Le proteste in Iran del 2019-2020 (in persiano: اعتراضات سراسری ۱۳۹۸ ایران) sono state una serie di manifestazioni civili, che si sono verificate in più città dell'Iran, scoppiate a causa dell'aumento dei prezzi del carburante dal 50% al 200%,[4] trasformandosi in seguito in una protesta contro il governo iraniano e la guida supremaAli Khamenei.[5] Le proteste sono iniziate la sera del 15 novembre e nel giro di poche ore si sono diffuse in 21 città quando i video della protesta hanno iniziato a circolare online.[6]

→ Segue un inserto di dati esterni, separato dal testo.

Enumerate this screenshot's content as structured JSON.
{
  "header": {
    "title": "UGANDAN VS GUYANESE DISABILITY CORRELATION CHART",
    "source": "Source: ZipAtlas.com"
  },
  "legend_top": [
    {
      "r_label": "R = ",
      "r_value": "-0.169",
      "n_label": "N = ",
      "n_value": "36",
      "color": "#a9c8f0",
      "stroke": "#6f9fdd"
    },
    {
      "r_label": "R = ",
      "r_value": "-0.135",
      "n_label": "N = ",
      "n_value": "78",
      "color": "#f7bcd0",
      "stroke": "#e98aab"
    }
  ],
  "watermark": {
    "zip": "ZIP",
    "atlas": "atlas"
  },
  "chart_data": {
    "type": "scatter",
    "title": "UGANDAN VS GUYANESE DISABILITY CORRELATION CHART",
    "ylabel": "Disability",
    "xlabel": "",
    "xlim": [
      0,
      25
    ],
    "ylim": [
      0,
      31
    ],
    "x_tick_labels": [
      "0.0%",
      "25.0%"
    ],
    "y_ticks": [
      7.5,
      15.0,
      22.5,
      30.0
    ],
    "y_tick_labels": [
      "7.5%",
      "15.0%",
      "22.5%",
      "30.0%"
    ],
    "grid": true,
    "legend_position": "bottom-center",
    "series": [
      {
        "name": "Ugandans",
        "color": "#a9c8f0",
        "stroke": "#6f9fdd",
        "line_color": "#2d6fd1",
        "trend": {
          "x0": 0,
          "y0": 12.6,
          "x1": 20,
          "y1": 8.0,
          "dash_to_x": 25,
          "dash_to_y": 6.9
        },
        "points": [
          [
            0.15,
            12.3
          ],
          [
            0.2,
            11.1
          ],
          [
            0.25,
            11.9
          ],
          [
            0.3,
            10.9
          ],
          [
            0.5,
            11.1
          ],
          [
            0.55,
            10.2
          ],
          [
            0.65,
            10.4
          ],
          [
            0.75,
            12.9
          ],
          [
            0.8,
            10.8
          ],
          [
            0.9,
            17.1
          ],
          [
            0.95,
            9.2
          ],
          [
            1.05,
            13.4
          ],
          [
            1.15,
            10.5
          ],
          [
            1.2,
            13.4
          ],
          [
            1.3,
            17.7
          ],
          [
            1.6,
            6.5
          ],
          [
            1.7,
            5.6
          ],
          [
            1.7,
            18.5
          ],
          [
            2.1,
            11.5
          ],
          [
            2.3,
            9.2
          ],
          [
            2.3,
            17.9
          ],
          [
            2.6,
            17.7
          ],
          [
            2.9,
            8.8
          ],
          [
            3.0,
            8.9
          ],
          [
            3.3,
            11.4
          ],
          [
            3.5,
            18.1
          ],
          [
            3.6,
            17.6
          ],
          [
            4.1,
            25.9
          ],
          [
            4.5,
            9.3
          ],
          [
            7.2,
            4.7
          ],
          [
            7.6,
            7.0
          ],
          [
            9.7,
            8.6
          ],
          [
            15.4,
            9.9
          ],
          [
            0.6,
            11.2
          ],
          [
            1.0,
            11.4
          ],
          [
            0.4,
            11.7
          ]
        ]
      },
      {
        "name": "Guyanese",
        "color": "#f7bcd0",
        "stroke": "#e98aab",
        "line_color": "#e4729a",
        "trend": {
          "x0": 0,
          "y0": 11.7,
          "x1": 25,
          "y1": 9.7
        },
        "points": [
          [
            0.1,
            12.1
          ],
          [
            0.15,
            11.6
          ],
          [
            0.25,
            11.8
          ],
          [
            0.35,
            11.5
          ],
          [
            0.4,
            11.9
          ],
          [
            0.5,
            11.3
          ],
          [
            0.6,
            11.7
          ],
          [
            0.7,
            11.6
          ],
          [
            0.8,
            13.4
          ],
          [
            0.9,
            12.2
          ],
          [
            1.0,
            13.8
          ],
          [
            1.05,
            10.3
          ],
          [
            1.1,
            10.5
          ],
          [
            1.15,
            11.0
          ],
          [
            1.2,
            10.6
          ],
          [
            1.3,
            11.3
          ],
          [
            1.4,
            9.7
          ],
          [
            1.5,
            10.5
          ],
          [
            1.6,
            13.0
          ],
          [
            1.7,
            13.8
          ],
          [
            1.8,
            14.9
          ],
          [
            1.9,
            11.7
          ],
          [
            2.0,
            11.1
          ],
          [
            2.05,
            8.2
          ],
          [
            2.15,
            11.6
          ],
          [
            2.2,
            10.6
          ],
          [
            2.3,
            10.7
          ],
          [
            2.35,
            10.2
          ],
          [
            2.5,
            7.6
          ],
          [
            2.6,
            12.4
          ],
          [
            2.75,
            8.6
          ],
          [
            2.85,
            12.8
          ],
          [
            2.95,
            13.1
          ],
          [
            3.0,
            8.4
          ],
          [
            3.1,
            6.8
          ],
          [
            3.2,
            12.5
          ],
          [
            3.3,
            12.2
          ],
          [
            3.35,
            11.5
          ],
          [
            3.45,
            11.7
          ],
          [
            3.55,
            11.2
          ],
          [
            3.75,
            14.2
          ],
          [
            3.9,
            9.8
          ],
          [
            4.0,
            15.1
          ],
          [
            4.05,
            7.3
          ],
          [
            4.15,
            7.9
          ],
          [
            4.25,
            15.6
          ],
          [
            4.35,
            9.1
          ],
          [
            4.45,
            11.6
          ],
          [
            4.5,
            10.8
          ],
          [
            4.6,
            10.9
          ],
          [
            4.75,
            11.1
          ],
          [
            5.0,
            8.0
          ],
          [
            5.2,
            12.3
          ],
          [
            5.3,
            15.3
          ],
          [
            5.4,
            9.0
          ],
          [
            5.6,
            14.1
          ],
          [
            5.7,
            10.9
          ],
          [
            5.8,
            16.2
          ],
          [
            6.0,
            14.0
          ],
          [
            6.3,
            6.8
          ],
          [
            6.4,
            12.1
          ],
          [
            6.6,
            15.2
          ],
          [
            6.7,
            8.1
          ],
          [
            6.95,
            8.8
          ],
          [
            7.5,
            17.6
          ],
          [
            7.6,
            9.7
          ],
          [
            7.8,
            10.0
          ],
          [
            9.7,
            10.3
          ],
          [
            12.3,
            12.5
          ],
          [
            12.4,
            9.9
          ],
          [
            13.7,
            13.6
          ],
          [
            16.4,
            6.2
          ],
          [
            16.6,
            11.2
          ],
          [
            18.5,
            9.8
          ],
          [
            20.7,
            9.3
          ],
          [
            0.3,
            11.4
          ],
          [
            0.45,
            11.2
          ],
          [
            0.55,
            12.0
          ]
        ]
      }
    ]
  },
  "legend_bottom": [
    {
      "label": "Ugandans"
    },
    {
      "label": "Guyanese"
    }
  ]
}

Proteste per il caro benzina
Sebbene le proteste iniziassero come manifestazioni pacifiche, presto si trasformarono in violente rivolte contro il governo iraniano[7] che ha ottemperato varie misure per fermare le proteste, bloccando l'accesso a internet a livello nazionale e, secondo Amnesty International, sparando sui manifestanti dai tetti dei palazzi, dagli elicotteri e a distanza ravvicinata con mitragliatrici. Secondo i residenti, come riportato dal New York Times, le forze governative hanno quindi proceduto a recuperare i corpi dei manifestanti morti portandoli via per mascherare e nascondere il vero numero di vittime e la gravità delle proteste. Amnesty International ha dichiarato che le famiglie dei manifestanti assassinati sono state minacciate dal governo di non parlare ai media o di tenere dei funerali.[8][9] Secondo alcune fonti, si contano circa 1 500 cittadini iraniani uccisi riconducibili ad azioni governative.[10][11] La morte dei manifestanti ha provocato una reazione violenta da parte degli stessi che hanno distrutto 731 banche governative tra cui la banca centrale dell'Iran, nove centri religiosi islamici e statue del leader supremo Ali Khamenei. 50 basi militari governative sono state attaccate dai manifestanti.
Al fine di bloccare la condivisione di informazioni relative alle proteste su piattaforme internet o sui social media, il governo ha bloccato internet a livello nazionale, causando un black-out quasi totale di circa sei giorni.[16][17]